Liam Sheedy says he was "shocked" with the news that Cork hurling manager Kieran Kingston has stepped away from his post, but says it highlights the demanding nature of inter-county management.

Kingston had declined to take up the offer of a second two-year term in charge of the Rebels, despite a season of progress that saw them regain the Munster title, revealing that he was unable to combine his work and family commitments.

Tipperary’s 2010 All-Ireland winning manager Sheedy, who stepped away following that Liam MacCarthy success, believes it highlights how all consuming modern day GAA management is.

"I was shocked, I didn’t see it coming," he told 2fm’s Game On programme. "It’s disappointing for Cork. He was a wonderful ambassador for the GAA.

"He’s trying to run his own business and he has other things going on in his life. Trying to match that with inter-county management is hugely, hugely difficult.

"It’s really hard to juggle career, family and sport."

"The hours that go in, it’s 24/7. When you are in it, it’s a bit of a bubble. If you are trying to do other things in life and trying to achieve things off the field, it does make things difficult.

"It’s really hard to juggle career, family and sport."

Sheedy’s next hurling challenge is with Antrim after agreeing to work alongside the county committee and the senior hurlers.

The RTÉ hurling pundit previously worked with current Antrim joint-manager Terence McNaughton on the GAA’s Hurling 2020 Committee and will work alongside the county committee and the senior hurlers as they prepare for life in 1B.

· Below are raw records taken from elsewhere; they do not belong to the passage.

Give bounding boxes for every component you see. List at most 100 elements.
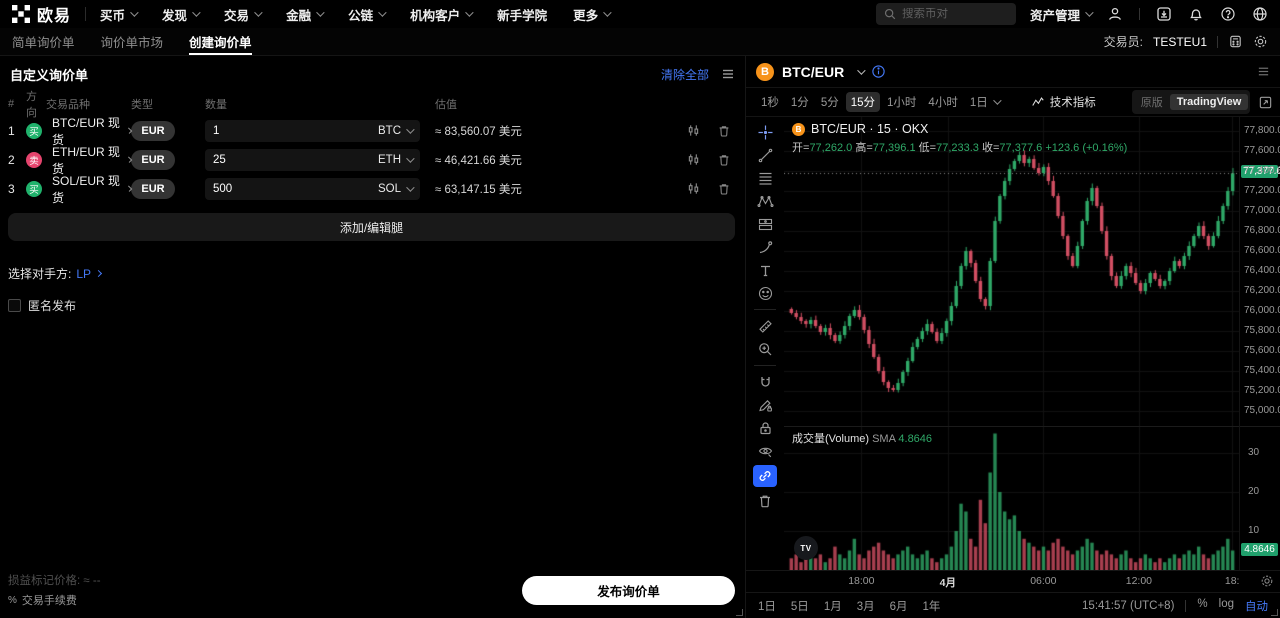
chart-bottom-bar: 1日 5日 1月 3月 6月 1年 15:41:57 (UTC+8) % log 自动	[746, 592, 1280, 618]
quantity-input[interactable]	[213, 153, 378, 166]
pair-selector[interactable]: ETH/EUR 现货	[46, 143, 133, 177]
scale-button[interactable]: 自动	[1245, 600, 1268, 613]
assets-menu[interactable]: 资产管理	[1030, 5, 1094, 24]
long-position-tool[interactable]	[753, 215, 777, 233]
nav-item[interactable]: 更多	[573, 5, 612, 24]
timeframe-button[interactable]: 1小时	[887, 97, 917, 109]
magnet-tool[interactable]	[753, 373, 777, 391]
user-icon[interactable]	[1107, 6, 1123, 22]
range-button[interactable]: 1月	[823, 600, 842, 613]
tradingview-logo[interactable]: TV	[794, 536, 818, 560]
main-area: 自定义询价单 清除全部 # 方向 交易品种 类型 数量 估值 1 买 BTC/E…	[0, 56, 1280, 618]
nav-item[interactable]: 买币	[100, 5, 139, 24]
help-icon[interactable]	[1220, 6, 1236, 22]
xabcd-pattern-tool[interactable]	[753, 192, 777, 210]
gear-icon[interactable]	[1253, 34, 1268, 49]
axis-settings-icon[interactable]	[1260, 574, 1274, 588]
version-option[interactable]: 原版	[1140, 97, 1163, 109]
resize-handle[interactable]	[1271, 609, 1278, 616]
globe-icon[interactable]	[1252, 6, 1268, 22]
nav-item[interactable]: 发现	[162, 5, 201, 24]
nav-item[interactable]: 机构客户	[410, 5, 474, 24]
crosshair-tool[interactable]	[753, 123, 777, 141]
price-axis[interactable]: 77,377.6 4.8646 77,800.0 77,600.0 77,400.0…	[1239, 117, 1280, 570]
unit-dropdown[interactable]: SOL	[378, 183, 415, 195]
rfq-tab[interactable]: 简单询价单	[12, 36, 75, 50]
trash-icon[interactable]	[717, 153, 731, 167]
search-input[interactable]	[901, 8, 1008, 20]
nav-item[interactable]: 新手学院	[497, 8, 548, 23]
download-icon[interactable]	[1156, 6, 1172, 22]
ruler-tool[interactable]	[753, 317, 777, 335]
lock-tool[interactable]	[753, 419, 777, 437]
bell-icon[interactable]	[1188, 6, 1204, 22]
expand-icon[interactable]	[1258, 95, 1273, 110]
range-button[interactable]: 5日	[790, 600, 809, 613]
unit-dropdown[interactable]: BTC	[378, 125, 415, 137]
indicators-button[interactable]: 技术指标	[1031, 94, 1096, 110]
nav-item[interactable]: 交易	[224, 5, 263, 24]
zoom-in-tool[interactable]	[753, 340, 777, 358]
publish-rfq-button[interactable]: 发布询价单	[522, 575, 735, 605]
quantity-field[interactable]: SOL	[205, 177, 420, 200]
search-box[interactable]	[875, 3, 1016, 25]
timeframe-button[interactable]: 15分	[845, 92, 881, 112]
brush-tool[interactable]	[753, 238, 777, 256]
rfq-tab[interactable]: 询价单市场	[100, 36, 164, 50]
scale-button[interactable]: %	[1197, 597, 1208, 610]
candlestick-chart-canvas[interactable]	[784, 117, 1239, 570]
timeframe-button[interactable]: 5分	[820, 97, 839, 109]
candles-icon[interactable]	[686, 181, 701, 196]
currency-type-pill[interactable]: EUR	[131, 149, 175, 170]
draw-lock-tool[interactable]	[753, 396, 777, 414]
link-tool[interactable]	[753, 465, 777, 487]
clear-all-button[interactable]: 清除全部	[660, 67, 709, 82]
trash-icon[interactable]	[717, 182, 731, 196]
trash-icon[interactable]	[717, 124, 731, 138]
range-button[interactable]: 3月	[856, 600, 875, 613]
calculator-icon[interactable]	[1228, 34, 1243, 49]
chevron-down-icon[interactable]	[857, 65, 866, 75]
okx-logo[interactable]: 欧易	[12, 2, 71, 26]
candles-icon[interactable]	[686, 152, 701, 167]
range-button[interactable]: 6月	[889, 600, 908, 613]
rfq-tab[interactable]: 创建询价单	[189, 28, 252, 55]
currency-type-pill[interactable]: EUR	[131, 178, 175, 199]
eye-tool[interactable]	[753, 442, 777, 460]
quantity-field[interactable]: ETH	[205, 148, 420, 171]
resize-handle[interactable]	[736, 609, 743, 616]
timeframe-button[interactable]: 4小时	[928, 97, 958, 109]
text-tool[interactable]	[753, 261, 777, 279]
fib-retracement-tool[interactable]	[753, 169, 777, 187]
quantity-input[interactable]	[213, 182, 378, 195]
emoji-tool[interactable]	[753, 284, 777, 302]
timeframe-button[interactable]: 1日	[965, 92, 1004, 112]
pane-divider[interactable]	[784, 426, 1280, 427]
scale-button[interactable]: log	[1218, 597, 1234, 610]
nav-item[interactable]: 公链	[348, 5, 387, 24]
fee-label[interactable]: 交易手续费	[21, 595, 77, 607]
version-option[interactable]: TradingView	[1169, 94, 1249, 110]
quantity-input[interactable]	[213, 124, 378, 137]
nav-item[interactable]: 金融	[286, 5, 325, 24]
quantity-field[interactable]: BTC	[205, 119, 420, 142]
range-button[interactable]: 1日	[758, 600, 776, 613]
range-button[interactable]: 1年	[922, 600, 941, 613]
list-menu-icon[interactable]	[721, 67, 735, 81]
timeframe-button[interactable]: 1分	[790, 97, 809, 109]
candles-icon[interactable]	[686, 123, 701, 138]
trend-line-tool[interactable]	[753, 146, 777, 164]
anonymous-checkbox[interactable]	[8, 299, 21, 312]
timeframe-button[interactable]: 1秒	[761, 97, 779, 109]
currency-type-pill[interactable]: EUR	[131, 120, 175, 141]
time-axis[interactable]: 18:00 4月 06:00 12:00 18:	[746, 570, 1280, 592]
counterparty-link[interactable]: LP	[76, 266, 92, 281]
symbol-title[interactable]: BTC/EUR	[782, 63, 845, 80]
unit-dropdown[interactable]: ETH	[378, 154, 415, 166]
add-edit-leg-button[interactable]: 添加/编辑腿	[8, 213, 735, 241]
info-icon[interactable]	[871, 64, 886, 79]
pair-selector[interactable]: BTC/EUR 现货	[46, 114, 133, 148]
trash-tool[interactable]	[753, 492, 777, 510]
pair-selector[interactable]: SOL/EUR 现货	[46, 172, 133, 206]
panel-menu-icon[interactable]	[1257, 65, 1270, 78]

"The reality is they lost heavily to Carlow in the Christy Ring Final. They are going to be up against it, but that is the challenge.

"They don’t lack for talent, there’s huge enthusiasm there and the management team are very focused on getting the best out of the group they have.

"I’ll be looking at the overall structures, from youth right up to the senior squads. We’ll look to see how we can improve those structures."